How WellthCare Eliminates These Penalties and Risks
Traditional health plans leave employers exposed to both regulatory penalties and the high hidden costs of sick care. WellthCare is not insurance, but it is a health-to-wealth operating system that works alongside existing plans to prevent penalties in three key ways:
- Compliance-grade recordkeeping: WellthCare tracks 75 preventive health actions, maintains compliance records, and reports qualifying activity-so employers never manage the compliance burden themselves. This prevents the administrative penalties that arise from missing reporting deadlines or failing to document coverage offers.
- Zero-risk entry eliminates employer out-of-pocket cost: WellthCare enters as a free add-on, with no new employer cost. It immediately channels employees into $0-co-pay preventive care, reducing the likelihood of claims that trigger penalty-level premium increases.

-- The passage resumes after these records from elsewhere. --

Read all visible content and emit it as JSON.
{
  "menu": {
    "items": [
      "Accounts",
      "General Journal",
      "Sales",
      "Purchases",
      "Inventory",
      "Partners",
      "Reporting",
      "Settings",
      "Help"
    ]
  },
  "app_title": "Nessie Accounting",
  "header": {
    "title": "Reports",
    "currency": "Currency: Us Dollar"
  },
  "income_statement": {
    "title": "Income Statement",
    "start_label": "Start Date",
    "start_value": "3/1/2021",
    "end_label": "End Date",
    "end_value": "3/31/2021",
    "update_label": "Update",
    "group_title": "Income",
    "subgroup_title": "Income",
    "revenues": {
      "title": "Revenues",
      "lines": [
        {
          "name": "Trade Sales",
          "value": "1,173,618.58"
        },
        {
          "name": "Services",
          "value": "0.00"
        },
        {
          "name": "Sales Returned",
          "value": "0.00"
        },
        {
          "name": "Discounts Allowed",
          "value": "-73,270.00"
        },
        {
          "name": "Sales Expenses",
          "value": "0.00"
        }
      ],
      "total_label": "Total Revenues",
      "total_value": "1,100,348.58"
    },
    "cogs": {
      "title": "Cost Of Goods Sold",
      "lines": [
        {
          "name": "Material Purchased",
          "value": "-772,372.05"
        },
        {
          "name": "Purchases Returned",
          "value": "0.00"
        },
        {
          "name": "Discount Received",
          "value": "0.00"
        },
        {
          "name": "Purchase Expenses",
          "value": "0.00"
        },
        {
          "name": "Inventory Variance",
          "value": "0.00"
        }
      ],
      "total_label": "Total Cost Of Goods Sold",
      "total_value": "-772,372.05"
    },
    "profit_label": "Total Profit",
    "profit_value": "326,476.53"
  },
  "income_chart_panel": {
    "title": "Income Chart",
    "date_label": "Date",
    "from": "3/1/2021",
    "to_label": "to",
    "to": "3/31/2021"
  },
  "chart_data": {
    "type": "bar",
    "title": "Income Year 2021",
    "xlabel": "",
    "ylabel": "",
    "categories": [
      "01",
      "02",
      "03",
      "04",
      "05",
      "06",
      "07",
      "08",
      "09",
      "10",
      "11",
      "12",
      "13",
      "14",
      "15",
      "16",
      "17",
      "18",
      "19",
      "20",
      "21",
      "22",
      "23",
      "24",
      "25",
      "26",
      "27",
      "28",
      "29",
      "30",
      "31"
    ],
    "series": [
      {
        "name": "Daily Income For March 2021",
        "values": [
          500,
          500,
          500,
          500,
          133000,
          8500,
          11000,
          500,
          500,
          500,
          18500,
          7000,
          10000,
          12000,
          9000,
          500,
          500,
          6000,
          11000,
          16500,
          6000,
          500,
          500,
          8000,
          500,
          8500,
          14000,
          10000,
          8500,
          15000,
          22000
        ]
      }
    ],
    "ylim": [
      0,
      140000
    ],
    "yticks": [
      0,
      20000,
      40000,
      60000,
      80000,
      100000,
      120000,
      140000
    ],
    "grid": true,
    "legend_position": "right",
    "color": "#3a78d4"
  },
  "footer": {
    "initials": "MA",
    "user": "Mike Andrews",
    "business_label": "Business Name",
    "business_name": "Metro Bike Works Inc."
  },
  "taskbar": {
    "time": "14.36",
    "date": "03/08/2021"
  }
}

- Automatic retirement funding reduces turnover penalties: By building automatic pension contributions tied to healthy behavior, employees gain long-term wealth that creates stickiness. Lower turnover means fewer replacement costs-a direct financial benefit that often gets classified as a hidden penalty.
Real-World Example
Consider a 150-employee company currently paying an average $18,000 per employee in BUCA premiums. If they fail to offer coverage to the required 95%, they face Penalty A of ~$349,000 (150 employees - 30 = 120 x $2,910). By adopting WellthCare as a zero-cost add-on that drives prevention and less waste, they reduce claims by an average 20-30%, avoid the penalty, and strengthen their benefits offering-all without ripping and replacing their current plan.
Final Takeaway
The answer to the question "What are the penalties for not having healthcare benefits under current laws?" is complex but clear: For individuals, the federal penalty is $0, but state-level penalties in several states remain active. For employers, the ACA employer mandate penalties are very much alive and can total hundreds of thousands of dollars per year. And beyond these direct fines, the indirect penalties of higher claims, turnover, and compliance failures far outweigh the cost of offering a modern, prevention-first benefit system. WellthCare offers a structural redesign that not only avoids penalties but actively builds wealth for employees and savings for employers-making it the obvious choice for forward-thinking organizations.